October High August Low Nov. 9 Close
Dow 14,164 12,861 13,043
S&P 1,562 1,406 1,454
NASDAQ 2,859 2,451 2,628
What’s happened over the last 30 days to turn the market around? More bad news came out of the financial industry with Morgan Stanley and Wachovia reporting big write-downs. Worry over the financial institutions has morphed from subprime mortgages to securitized mortgage pools, to collateralized debt obligations (CDOs), to structured investment vehicles (SIVs), and, most recently, to credit default swaps and the insurers of all these derivative instruments. None of this is surprising, or new, news and we have to keep the derivatives issue in perspective. Banks are sound, the problem is contained to the financial industry, and it’s not the first time the banking industry has experienced problems, i.e., the Mexican and Russian debt crises, Long Term Capital Management. Oil is trying its best to hit $100 a barrel, with dire consequences for home heating bills if we experience a severe winter, and the dollar continues to hit new lows (one of the reasons why oil prices continue to rise). The homebuilding industry struggles persist. It was sad to see the pioneer homebuilder, Levitt, file for bankruptcy protection this week. Lastly, retail sales were mixed and retailers are forecasting a poor Christmas season. What puzzles me, though, is that all of the above is old news. It’s been around for months.

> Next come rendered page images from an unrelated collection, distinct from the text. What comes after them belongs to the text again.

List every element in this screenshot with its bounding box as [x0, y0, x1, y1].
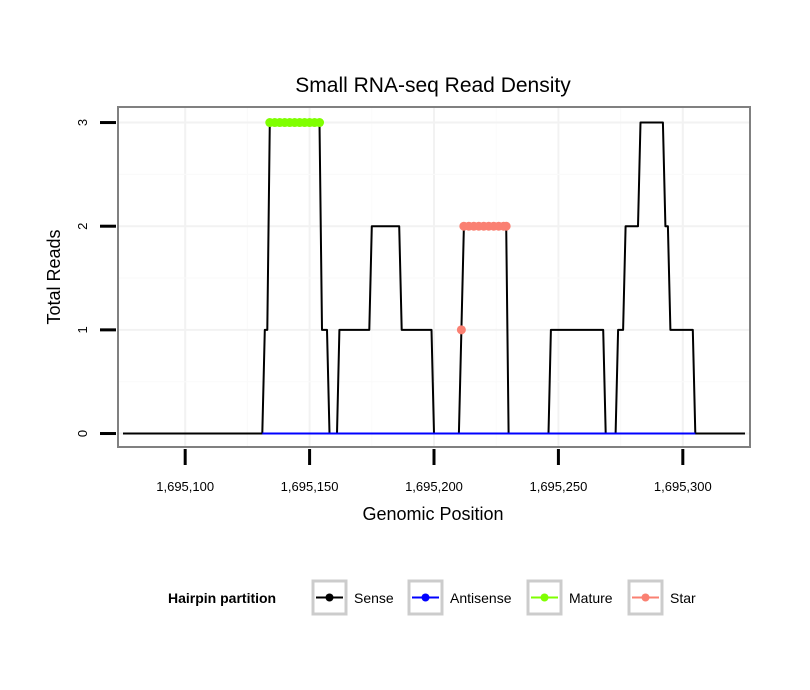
legend-label: Antisense — [450, 590, 512, 606]
chart-title: Small RNA-seq Read Density — [295, 74, 571, 97]
data-point-mature — [315, 118, 325, 128]
x-tick-label: 1,695,250 — [529, 479, 587, 494]
x-axis: 1,695,100 1,695,150 1,695,200 1,695,250 1,69… — [156, 449, 712, 494]
legend-key-marker — [540, 593, 549, 602]
legend-label: Sense — [354, 590, 394, 606]
y-tick-label: 2 — [75, 223, 90, 230]
legend-label: Mature — [569, 590, 613, 606]
y-tick-label: 1 — [75, 326, 90, 333]
legend-label: Star — [670, 590, 696, 606]
x-axis-title: Genomic Position — [362, 504, 503, 524]
plot-panel-border — [117, 106, 751, 448]
legend-entry-mature: Mature — [526, 579, 613, 616]
data-point-star — [456, 325, 466, 335]
legend: Hairpin partition Sense Antisense Mature St… — [168, 579, 696, 616]
y-axis: 0 1 2 3 — [75, 119, 116, 437]
legend-title: Hairpin partition — [168, 590, 276, 606]
x-tick-label: 1,695,300 — [654, 479, 712, 494]
x-tick-label: 1,695,100 — [156, 479, 214, 494]
legend-entry-star: Star — [627, 579, 696, 616]
y-axis-title: Total Reads — [44, 229, 64, 324]
data-point-star — [501, 221, 511, 231]
plot-series — [123, 118, 745, 435]
x-tick-label: 1,695,200 — [405, 479, 463, 494]
legend-entry-sense: Sense — [311, 579, 394, 616]
legend-key-marker — [641, 593, 650, 602]
y-tick-label: 3 — [75, 119, 90, 126]
legend-entry-antisense: Antisense — [407, 579, 512, 616]
legend-key-marker — [421, 593, 430, 602]
legend-key-marker — [325, 593, 334, 602]
x-tick-label: 1,695,150 — [281, 479, 339, 494]
y-tick-label: 0 — [75, 430, 90, 437]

The market ignored much good news last week. Exports continued to drive our economy (and are helped by the weak dollar), productivity growth was a remarkably strong 4.9% for the third quarter, wage increases were modest (both suggesting inflation is not a worry) and Mr. Bernanke spoke about continued economic growth (albeit weak in the near term) through 2008.
So why was the stock market at record highs last month and testing its lows for the year this month? Psychology. The glass has gone from being half full to half empty. Which view is right? October’s or November’s? Obviously, only time will tell. We’ll get an important piece of data, though, this week when the CPI is released. That will tell us the impact high energy prices and a weak dollar are having on inflation. My forecast is the CPI, particularly ex-energy, will come in better than expected. And, although, the market may go lower, the issues it’s concerned about have been around long enough for the consumer and business to adjust to them. I stick by my forecast that the market will show a 20% return over the next six to nine months.